As an Opera user, I was one of the few people excited about their recent 9.5 release. Overall it is a good release, though I’m going to start with the bad news first in a second. I’m going to discuss things from my perspective rather than cover all the features in the change log one by one, so your mileage may vary.
The new UI design initially got the thumbs up from me, because I love dark and sleek, but it turns out the usability is not so impressive. Removing all the icon colors makes them less recognizable, the tab close buttons are smaller and harder to click, and the new tab button defaults to the right of the tabs, where its location continuously changes as tabs are added or removed. This can all be changed by the user, and in my mind, must be. As pretty as the dark icons look at a casual glance, this is not a change for the better. It looks like a lot of these changes were meant to look good in Vista. The previous default theme wasn’t OS-specific though, which I think is a better approach. Also, Opera said that the new tab button to the right of the tabs would be familiar to IE users. It is OK to make changes to ease the transition for new users, but you should only do so when you’re not harming your own product. Microsoft, well, isn’t the best group to look to when it comes to UI design. The original theme, which you can still get for Opera 9.5, has clean blue tabs, soft grays, and occasional pale yellow highlights. I have the feeling Opera will bring this back, or try something very different for their next major release.

On the bright side, my favorite features are still here, occasionally with subtle improvements. The ability to make a search out of any form field, the tab trash can, the way it opens with my tabs from last time, are all great. I know Firefox has since adopted some of these features, but I still get the feeling Opera is paving the new ground with these little niceties.
I am the only person I know of who likes Opera’s mail client, but sadly the previous release had a bug that made me unable to read emails from a certain other person. This was a deal breaker, and I had been using Thunderbird until this release. The bug is now fixed, and I now have a good feeling of Opera vs. Thunderbird for a mail client. Thunderbird seems, well, a little lame. I prefer Opera’s Search Don’t Sort mentality, which GMail has already proven to me to be the superior method of mail organization over folders and filing. Opera mail’s search is damned fast. I did the same search in Opera and Thunderbird over about 20,000 messages. Opera found it in about a second, Thunderbird took maybe 20 seconds. It is kind of a requirement for this mail paradigm, but is probably something any Thunderbird user would appreciate.
That isn’t the only fast thing in Opera. It just feels fast in general. Some of the benchmarks I’ve seen seem to support this feeling. The trade-off seems to be that about once a month Opera falls flat on its face and dies. Well, I haven’t used Firefox or Internet Explorer enough lately to know if this is more or less often than those browsers. But it isn’t a big deal: Opera comes right back up in the same state I left it.

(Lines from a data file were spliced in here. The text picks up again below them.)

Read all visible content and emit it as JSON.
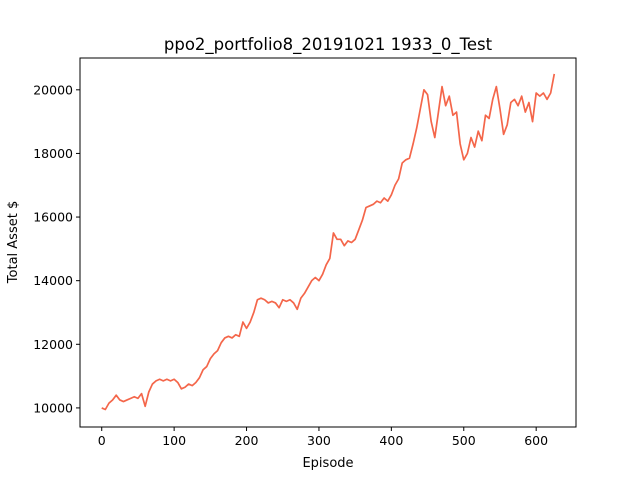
{
  "chart_data": {
    "type": "line",
    "title": "ppo2_portfolio8_20191021 1933_0_Test",
    "xlabel": "Episode",
    "ylabel": "Total Asset $",
    "xlim": [
      -30,
      655
    ],
    "ylim": [
      9400,
      21000
    ],
    "xticks": [
      0,
      100,
      200,
      300,
      400,
      500,
      600
    ],
    "yticks": [
      10000,
      12000,
      14000,
      16000,
      18000,
      20000
    ],
    "xtick_labels": [
      "0",
      "100",
      "200",
      "300",
      "400",
      "500",
      "600"
    ],
    "ytick_labels": [
      "10000",
      "12000",
      "14000",
      "16000",
      "18000",
      "20000"
    ],
    "grid": false,
    "legend": "none",
    "series": [
      {
        "color": "#f4664a",
        "x": [
          0,
          5,
          10,
          15,
          20,
          25,
          30,
          35,
          40,
          45,
          50,
          55,
          60,
          65,
          70,
          75,
          80,
          85,
          90,
          95,
          100,
          105,
          110,
          115,
          120,
          125,
          130,
          135,
          140,
          145,
          150,
          155,
          160,
          165,
          170,
          175,
          180,
          185,
          190,
          195,
          200,
          205,
          210,
          215,
          220,
          225,
          230,
          235,
          240,
          245,
          250,
          255,
          260,
          265,
          270,
          275,
          280,
          285,
          290,
          295,
          300,
          305,
          310,
          315,
          320,
          325,
          330,
          335,
          340,
          345,
          350,
          355,
          360,
          365,
          370,
          375,
          380,
          385,
          390,
          395,
          400,
          405,
          410,
          415,
          420,
          425,
          430,
          435,
          440,
          445,
          450,
          455,
          460,
          465,
          470,
          475,
          480,
          485,
          490,
          495,
          500,
          505,
          510,
          515,
          520,
          525,
          530,
          535,
          540,
          545,
          550,
          555,
          560,
          565,
          570,
          575,
          580,
          585,
          590,
          595,
          600,
          605,
          610,
          615,
          620,
          625
        ],
        "y": [
          10000,
          9950,
          10150,
          10250,
          10400,
          10250,
          10200,
          10250,
          10300,
          10350,
          10300,
          10450,
          10050,
          10500,
          10750,
          10850,
          10900,
          10850,
          10900,
          10850,
          10900,
          10800,
          10600,
          10650,
          10750,
          10700,
          10800,
          10950,
          11200,
          11300,
          11550,
          11700,
          11800,
          12050,
          12200,
          12250,
          12200,
          12300,
          12250,
          12700,
          12500,
          12700,
          13000,
          13400,
          13450,
          13400,
          13300,
          13350,
          13300,
          13150,
          13400,
          13350,
          13400,
          13300,
          13100,
          13450,
          13600,
          13800,
          14000,
          14100,
          14000,
          14200,
          14500,
          14700,
          15500,
          15300,
          15300,
          15100,
          15250,
          15200,
          15300,
          15600,
          15900,
          16300,
          16350,
          16400,
          16500,
          16450,
          16600,
          16500,
          16700,
          17000,
          17200,
          17700,
          17800,
          17850,
          18300,
          18800,
          19400,
          20000,
          19850,
          19000,
          18500,
          19300,
          20100,
          19500,
          19800,
          19200,
          19300,
          18300,
          17800,
          18000,
          18500,
          18200,
          18700,
          18400,
          19200,
          19100,
          19700,
          20100,
          19400,
          18600,
          18900,
          19600,
          19700,
          19500,
          19800,
          19300,
          19600,
          19000,
          19900,
          19800,
          19900,
          19700,
          19900,
          20500
        ]
      }
    ]
  }
}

My beef with the new theme and icon set doesn’t reach every corner of the usability picture. There are some smart changes too. The left panel that carries default panels like mail, contacts, history, page information, and so on is now opened and closed by a button on the tool bar rather than a narrow strip along the side of the browser. Much better. Apparently new panels can be downloaded and added, but I haven’t felt the need.
Another feature worth mentioning is “Opera Link”, which synchronizes your settings and bookmarks between installations of Opera. I believe Firefox plug-ins that do this have abounded lately, so it’s nice to finally have that feature in Opera. My bookmark list is much more interesting and useful than it used to be, as I never really settled on any bookmarking service like del.icio.us.
Overall I’m happy with what I got. The new major features are great, there are some little tweaks here and there, the funky theme is surmountable with their peachy theme chooser, and I still feel a a little pang of joy when my browser treats a torrent link as a regular download, along with my normal downloads. It’s surprising that only 1.4% of people that use this thing. Maybe it is because Opera focuses so much on the mobile world, and interesting contracts like Opera for Wii. Probably the lack of a massive operating system that installs you by default, or an amazingly devout Free software community. In any case, I like what I got with this release.